Bleigh was soon attached to the Navy’s C5 program (comprehensive, complex, combat, casualty care) in San Diego for his recovery over the next year and a half.
“That was a blessing. It was kind of its own central facility within a large medical facility, so we had dedicated physical therapists and primary care docs and psychologists and psychiatrists and it helped me get back on my feet quickly,” Bleigh says. “The first year was pretty rough. I broke my right calcaneus, both femurs, three vertebrae, and I had a pretty good concussion, or TBI (traumatic brain injury). The first year or so I had to have several more surgeries to revise, remove, or add bigger hardware.”
He describes that time during his recovery as being on something of a rollercoaster.
“I’d improve a little bit and kind of see a way forward and then have another surgery and have to rewind,” Bleigh says. “But in that journey, I spent a lot of time ‘on the table’ and I spent a lot of time just really picking the brain of my physical therapists and my orthopedists and my corpsmen who were there with us and just really dissected every which way I could find a solution to whatever I was facing that day — because sometimes it was day by day.”
Bleigh says he drew a lot of inspiration from his wife, two young children, and what he calls his “Navy family.”
“They’ve been really important to me throughout the journey,” Bleigh says. “I woke up every day to three living, breathing sources of inspiration to get better.”
It took time, but he was able to pass the Physical Readiness Test and return to active duty.
A ‘wealth of knowledge’
Bleigh says he’s found that his long recovery helped him to relate and empathize with his patients.
“I felt comfortable at the bedside talking to a patient, doing my exams and figuring out what they needed and it occurred to me that I spent so much time ‘on the table’ that I felt comfortable talking to someone also (in that situation),” Bleigh says.
He adds when medical providers are trying to figure out what to do for a patient, and there’s a difficult clinical decision to make, or a decision that they need to decide on due to the monetary cost — his experience provides him with a simple solution.
“I’ve gotten used to just saying ‘hey, if we ask the question: is this the right thing for our patient?’ And we can answer that ‘yes,’ then all the following questions don’t matter,” Bleigh says. “Because we’re afforded the ability to go to whatever lengths we need to do the right thing for our patients.”
Eventually, Bleigh says he decided to seek greater responsibility, and attended the Navy’s prestigious Independent Duty Corpsman (IDC) School for hospital corpsmen.

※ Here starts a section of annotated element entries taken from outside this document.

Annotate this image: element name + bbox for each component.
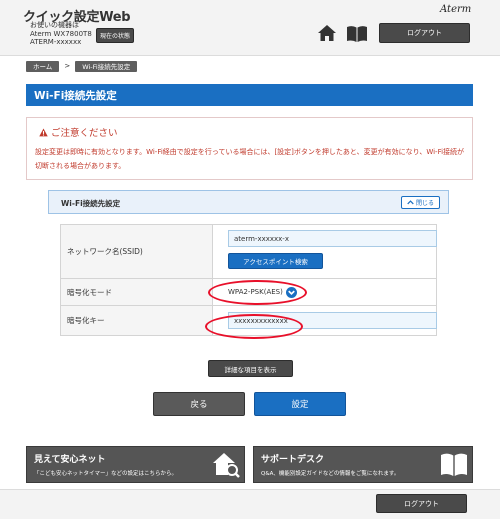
set-button[interactable]: 設定 <box>254 392 346 416</box>
caution-text: 設定変更は即時に有効となります。Wi-Fi経由で設定を行っている場合には、[設定… <box>35 148 465 170</box>
warning-icon <box>39 127 48 136</box>
banner-left-title: 見えて安心ネット <box>34 455 106 465</box>
panel-title: Wi-Fi接続先設定 <box>61 199 121 208</box>
device-label: お使いの機器は <box>30 21 79 29</box>
support-desk-banner[interactable]: サポートデスク Q&A、機能別設定ガイドなどの情報をご覧になれます。 <box>253 446 473 483</box>
breadcrumb-home[interactable]: ホーム <box>26 60 60 72</box>
encryption-mode-value: WPA2-PSK(AES) <box>228 288 283 296</box>
page-title: Wi-Fi接続先設定 <box>26 84 473 106</box>
banner-left-desc: 「こども安心ネットタイマー」などの設定はこちらから。 <box>34 471 178 477</box>
book-icon <box>441 453 467 476</box>
header: クイック設定Web お使いの機器は Aterm WX7800T8 ATERM-x… <box>0 0 500 56</box>
encryption-mode-row: 暗号化モード WPA2-PSK(AES) <box>60 279 437 306</box>
current-status-button[interactable]: 現在の状態 <box>96 28 134 43</box>
encryption-key-label: 暗号化キー <box>61 306 213 335</box>
logout-button-top[interactable]: ログアウト <box>379 23 470 43</box>
ssid-input[interactable]: aterm-xxxxxx-x <box>228 230 437 247</box>
home-search-icon <box>213 453 240 478</box>
manual-book-icon[interactable] <box>346 25 368 43</box>
mieru-anshin-net-banner[interactable]: 見えて安心ネット 「こども安心ネットタイマー」などの設定はこちらから。 <box>26 446 245 483</box>
banner-right-desc: Q&A、機能別設定ガイドなどの情報をご覧になれます。 <box>261 471 400 477</box>
breadcrumb: ホーム > Wi-Fi接続先設定 <box>26 60 138 72</box>
collapse-button[interactable]: 閉じる <box>401 196 440 209</box>
encryption-key-row: 暗号化キー xxxxxxxxxxxxx <box>60 306 437 336</box>
chevron-up-icon <box>407 200 414 205</box>
encryption-key-input[interactable]: xxxxxxxxxxxxx <box>228 312 437 329</box>
device-info: お使いの機器は Aterm WX7800T8 ATERM-xxxxxx <box>30 21 92 47</box>
panel-header: Wi-Fi接続先設定 閉じる <box>48 190 449 214</box>
encryption-mode-label: 暗号化モード <box>61 279 213 305</box>
back-button[interactable]: 戻る <box>153 392 245 416</box>
collapse-label: 閉じる <box>415 200 434 207</box>
home-icon[interactable] <box>317 23 337 43</box>
caution-box: ご注意ください 設定変更は即時に有効となります。Wi-Fi経由で設定を行っている… <box>26 117 473 180</box>
breadcrumb-current: Wi-Fi接続先設定 <box>75 60 138 72</box>
device-model: Aterm WX7800T8 <box>30 29 92 38</box>
brand-logo: Aterm <box>440 4 472 15</box>
breadcrumb-separator: > <box>64 62 71 70</box>
access-point-search-button[interactable]: アクセスポイント検索 <box>228 253 323 269</box>
ssid-label: ネットワーク名(SSID) <box>61 225 213 278</box>
caution-heading: ご注意ください <box>39 125 118 139</box>
logout-button-bottom[interactable]: ログアウト <box>376 494 467 513</box>
ssid-row: ネットワーク名(SSID) aterm-xxxxxx-x アクセスポイント検索 <box>60 224 437 279</box>
encryption-mode-select[interactable]: WPA2-PSK(AES) <box>228 284 297 300</box>
caution-title: ご注意ください <box>51 128 118 139</box>
chevron-down-icon <box>285 286 297 298</box>
banner-right-title: サポートデスク <box>261 455 325 465</box>
device-name: ATERM-xxxxxx <box>30 38 82 46</box>
show-details-button[interactable]: 詳細な項目を表示 <box>208 360 293 377</box>
wifi-settings-panel: Wi-Fi接続先設定 閉じる ネットワーク名(SSID) aterm-xxxxx… <box>48 190 449 344</box>
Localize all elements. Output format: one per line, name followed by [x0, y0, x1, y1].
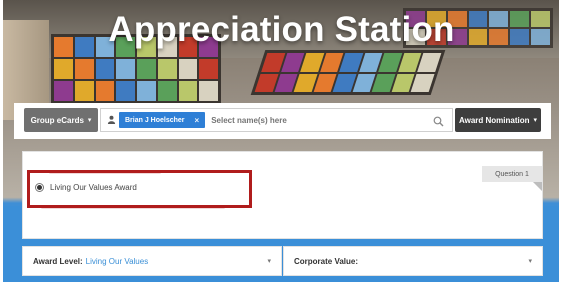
glass-pane — [54, 59, 73, 79]
highlight-box — [27, 170, 252, 208]
glass-pane — [417, 53, 442, 72]
glass-pane — [74, 81, 94, 101]
caret-down-icon: ▾ — [533, 117, 538, 124]
glass-pane — [137, 81, 156, 101]
question-panel: Living Our Values Award Question 1 — [22, 151, 543, 239]
page-title: Appreciation Station — [108, 10, 455, 49]
recipient-tag[interactable]: Brian J Hoelscher × — [119, 112, 206, 128]
award-level-label: Award Level: — [33, 256, 83, 266]
glass-pane — [95, 59, 115, 79]
award-level-value: Living Our Values — [85, 256, 149, 266]
glass-pane — [95, 81, 115, 101]
caret-down-icon: ▾ — [87, 117, 92, 124]
user-icon — [105, 115, 117, 126]
glass-pane — [157, 81, 177, 101]
corporate-value-select[interactable]: Corporate Value: ▾ — [283, 246, 543, 276]
glass-pane — [199, 81, 218, 101]
group-ecards-label: Group eCards — [30, 115, 84, 125]
toolbar: Group eCards ▾ Brian J Hoelscher × Award… — [14, 103, 551, 139]
glass-pane — [178, 59, 198, 79]
glass-pane — [157, 59, 177, 79]
recipient-tag-label: Brian J Hoelscher — [125, 116, 185, 124]
glass-pane — [178, 81, 198, 101]
search-icon[interactable] — [433, 114, 444, 127]
glass-pane — [411, 73, 435, 92]
glass-pane — [199, 59, 218, 79]
remove-recipient-icon[interactable]: × — [195, 116, 200, 125]
recipient-selector[interactable]: Brian J Hoelscher × — [100, 108, 453, 132]
caret-down-icon: ▾ — [267, 258, 271, 265]
award-nomination-button[interactable]: Award Nomination ▾ — [455, 108, 541, 132]
group-ecards-button[interactable]: Group eCards ▾ — [24, 108, 98, 132]
glass-pane — [116, 59, 135, 79]
award-level-select[interactable]: Award Level: Living Our Values ▾ — [22, 246, 282, 276]
question-tab: Question 1 — [482, 166, 542, 191]
glass-pane — [116, 81, 135, 101]
glass-pane — [54, 81, 73, 101]
glass-pane — [74, 59, 94, 79]
recipient-search-input[interactable] — [211, 115, 432, 125]
glass-pane — [137, 59, 156, 79]
award-nomination-label: Award Nomination — [458, 115, 530, 125]
stained-glass-skylight — [250, 50, 446, 95]
caret-down-icon: ▾ — [528, 258, 532, 265]
corporate-value-label: Corporate Value: — [294, 256, 359, 266]
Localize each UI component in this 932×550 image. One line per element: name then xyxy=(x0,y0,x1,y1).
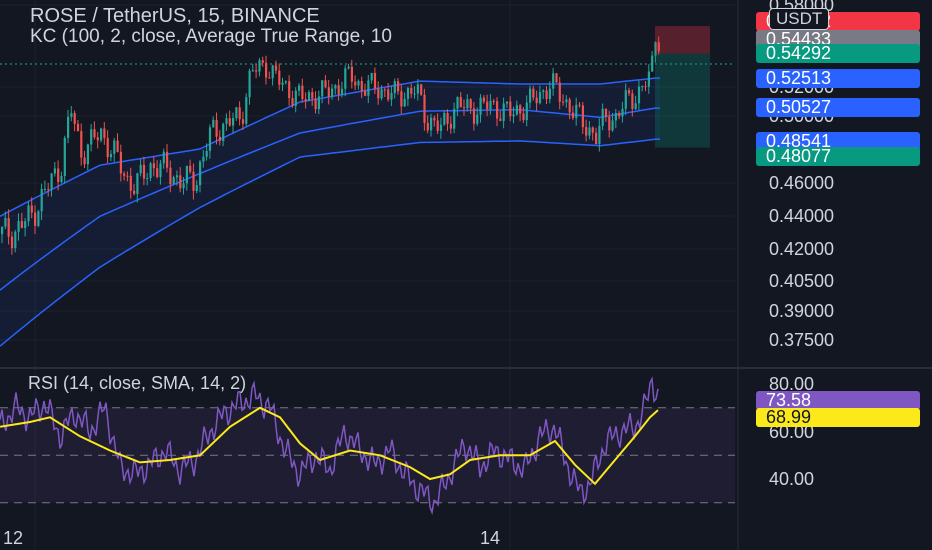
price-tick-label: 0.46000 xyxy=(769,173,835,193)
candle xyxy=(63,135,66,184)
indicator-legend[interactable]: KC (100, 2, close, Average True Range, 1… xyxy=(30,26,735,48)
candle xyxy=(255,63,258,79)
price-tick-label: 0.39000 xyxy=(769,301,835,321)
candle xyxy=(116,133,119,153)
candle xyxy=(96,132,99,149)
price-tick-label: 0.42000 xyxy=(769,239,835,259)
price-tag: 0.48077 xyxy=(756,147,920,166)
candle xyxy=(555,73,558,83)
candle xyxy=(357,79,360,90)
keltner-fill xyxy=(0,78,660,347)
candle xyxy=(354,75,357,91)
chart-title: ROSE / TetherUS, 15, BINANCE xyxy=(30,5,320,27)
candle xyxy=(83,150,86,169)
candle xyxy=(109,150,113,162)
candle xyxy=(278,63,281,91)
candle xyxy=(651,50,654,72)
candle xyxy=(60,171,63,184)
candle xyxy=(86,143,89,171)
candle xyxy=(274,60,278,75)
keltner-channel xyxy=(0,77,660,347)
price-tick-label: 0.37500 xyxy=(769,330,835,350)
candle xyxy=(80,123,83,166)
candle xyxy=(70,106,73,122)
candle xyxy=(298,83,301,97)
candle xyxy=(258,57,261,77)
candle xyxy=(245,93,248,127)
candle xyxy=(420,83,423,96)
candle xyxy=(67,109,70,144)
candle xyxy=(261,56,264,67)
candle xyxy=(238,101,241,126)
price-tag: 0.50527 xyxy=(756,98,920,117)
candle xyxy=(281,77,284,92)
candle xyxy=(73,110,76,132)
candle xyxy=(76,120,80,132)
candle xyxy=(37,209,40,228)
candle xyxy=(100,127,103,143)
rsi-pane xyxy=(0,376,735,516)
take-profit-zone[interactable] xyxy=(655,53,710,148)
time-tick-label: 12 xyxy=(3,528,24,548)
candle xyxy=(53,162,56,177)
candle xyxy=(212,116,215,128)
candle xyxy=(103,122,106,145)
candle xyxy=(90,123,93,152)
candle xyxy=(301,78,304,103)
candle xyxy=(284,80,287,85)
candle xyxy=(344,65,347,97)
candle xyxy=(324,75,327,89)
candle xyxy=(334,83,337,95)
rsi-legend[interactable]: RSI (14, close, SMA, 14, 2) xyxy=(28,373,246,394)
candle xyxy=(288,75,291,106)
currency-button[interactable]: USDT xyxy=(769,8,830,30)
candle xyxy=(268,71,271,79)
candle xyxy=(291,90,294,108)
rsi-tick-label: 40.00 xyxy=(769,469,815,489)
price-tick-label: 0.44000 xyxy=(769,206,835,226)
candle xyxy=(265,55,268,85)
candle xyxy=(248,68,251,105)
candle xyxy=(215,112,218,145)
candle xyxy=(271,64,274,86)
candle xyxy=(113,137,116,162)
time-tick-label: 14 xyxy=(480,528,501,548)
candle xyxy=(370,72,373,84)
candle xyxy=(43,180,47,193)
candle xyxy=(235,106,238,121)
rsi-tag: 68.99 xyxy=(756,408,920,427)
price-tick-label: 0.40500 xyxy=(769,271,835,291)
candle xyxy=(106,130,109,164)
price-tag: 0.54292 xyxy=(756,44,920,63)
candle xyxy=(228,110,231,127)
candle xyxy=(93,121,96,140)
price-tag: 0.52513 xyxy=(756,69,920,88)
candle xyxy=(251,63,254,72)
candle xyxy=(347,63,350,70)
candle xyxy=(307,90,311,102)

“It didn’t take very long after IDC school to realize there’s this whole other wealth of knowledge in the realm of medical care that… I guess I was dipping my toe into it and I wanted a lot more,” Bleigh says. “So about six months after I graduated from IDC school, I sort of charted a path to becoming a doctor. I hadn’t started my undergraduate degree yet, so I planned a path to my undergraduate degree and a bridge program to link me from that to medical school.”

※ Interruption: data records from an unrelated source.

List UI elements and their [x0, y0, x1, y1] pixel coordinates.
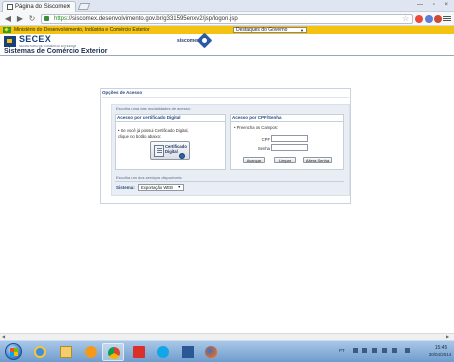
language-indicator[interactable]: PT	[339, 348, 345, 353]
taskbar-word-icon[interactable]	[177, 343, 199, 361]
government-bar: Ministério do Desenvolvimento, Indústria…	[0, 26, 454, 34]
certificate-button-label: Certificado Digital	[165, 144, 187, 154]
advance-button[interactable]: Avançar	[243, 157, 265, 163]
system-select-value: Exportação WEB	[141, 185, 173, 190]
url-scheme: https	[54, 16, 68, 22]
taskbar-internet-explorer-icon[interactable]	[29, 343, 51, 361]
tab-title: Página do Siscomex	[15, 4, 70, 10]
volume-icon[interactable]	[382, 348, 387, 353]
taskbar-file-explorer-icon[interactable]	[55, 343, 77, 361]
close-tab-icon[interactable]: ×	[67, 2, 71, 12]
browser-tab[interactable]: Página do Siscomex ×	[2, 1, 76, 12]
flag-icon[interactable]	[392, 348, 397, 353]
change-password-button[interactable]: Altera Senha	[303, 157, 332, 163]
select-value: Destaques do Governo	[236, 27, 288, 33]
taskbar-media-player-icon[interactable]	[80, 343, 102, 361]
digital-certificate-button[interactable]: Certificado Digital	[150, 141, 190, 160]
extension-icon[interactable]	[434, 15, 442, 23]
page-icon	[7, 4, 13, 10]
horizontal-scrollbar[interactable]: ◀ ▶	[0, 333, 454, 340]
tray-icon[interactable]	[362, 348, 367, 353]
service-divider	[115, 181, 344, 182]
panel-title: Opções de Acesso	[102, 90, 143, 95]
url-input[interactable]: https://siscomex.desenvolvimento.gov.br/…	[41, 14, 413, 24]
fill-fields-instruction: • Preencha os Campos:	[234, 125, 279, 130]
reload-icon[interactable]: ↻	[27, 13, 37, 24]
address-toolbar: ◀ ▶ ↻ https://siscomex.desenvolvimento.g…	[0, 12, 454, 26]
panel-divider	[102, 97, 349, 98]
cpf-field[interactable]	[271, 135, 308, 142]
secex-logo-icon	[4, 36, 16, 47]
clock-date[interactable]: 30/04/2014	[426, 352, 454, 358]
new-tab-button[interactable]	[77, 3, 91, 10]
brazil-flag-icon	[3, 27, 11, 33]
taskbar-firefox-icon[interactable]	[200, 343, 222, 361]
secex-logo: SECEX	[19, 34, 52, 44]
certificate-instructions: • Se você já possui Certificado Digital,…	[118, 128, 189, 139]
lock-icon[interactable]	[44, 16, 49, 21]
choose-mode-text: Escolha uma das modalidades de acesso:	[116, 106, 191, 111]
government-highlights-select[interactable]: Destaques do Governo ▼	[233, 27, 307, 33]
extension-icon[interactable]	[425, 15, 433, 23]
siscomex-emblem-icon	[196, 32, 213, 49]
clear-button[interactable]: Limpar	[274, 157, 296, 163]
site-header: SECEX SECRETARIA DE COMÉRCIO EXTERIOR si…	[0, 32, 454, 56]
extension-icon[interactable]	[415, 15, 423, 23]
browser-tab-bar: Página do Siscomex × — ▫ ×	[0, 0, 454, 12]
system-select[interactable]: Exportação WEB ▼	[138, 184, 184, 191]
password-field[interactable]	[271, 144, 308, 151]
forward-icon[interactable]: ▶	[15, 13, 25, 24]
tray-icon[interactable]	[353, 348, 358, 353]
seal-icon	[179, 153, 185, 159]
windows-logo-icon	[10, 348, 18, 356]
window-controls[interactable]: — ▫ ×	[417, 1, 452, 10]
ministry-link[interactable]: Ministério do Desenvolvimento, Indústria…	[14, 26, 150, 34]
back-icon[interactable]: ◀	[3, 13, 13, 24]
header-divider	[0, 55, 454, 56]
chevron-down-icon: ▼	[300, 28, 304, 33]
certificate-divider	[116, 121, 225, 122]
url-path: ://siscomex.desenvolvimento.gov.br/g3315…	[67, 16, 238, 22]
network-icon[interactable]	[372, 348, 377, 353]
system-label: Sistema:	[116, 185, 135, 190]
tray-icon[interactable]	[405, 348, 410, 353]
taskbar-skype-icon[interactable]	[152, 343, 174, 361]
clock-time[interactable]: 15:45	[430, 345, 452, 351]
cpf-divider	[231, 121, 343, 122]
cpf-label: CPF	[261, 137, 270, 142]
start-button[interactable]	[5, 343, 22, 360]
taskbar-chrome-icon[interactable]	[102, 343, 124, 361]
bookmark-star-icon[interactable]: ☆	[402, 14, 409, 24]
password-label: Senha	[257, 146, 270, 151]
choose-service-text: Escolha um dos serviços disponíveis:	[116, 175, 183, 180]
taskbar-pdf-icon[interactable]	[128, 343, 150, 361]
menu-icon[interactable]	[443, 15, 451, 23]
chevron-down-icon: ▼	[177, 185, 181, 189]
certificate-document-icon	[154, 145, 164, 157]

That bridge program was USU’s EMDP2, a two-year program at George Mason University that prepares enlisted service members to successfully apply for admission to medical school at USU, or at other U.S. medical schools through the Armed Force Health Professions Scholarship Program. He completed it in May 2022 and started medical school at USU on August 1.
Bleigh says he looks forward to the day when he’s able to help others using his experiences as both a medical care provider and patient.
“I want to spend my time paying that forward because I was afforded so much time and knowledge to help me get better,” he says. “I feel I could use that (experience) to treat my patients.”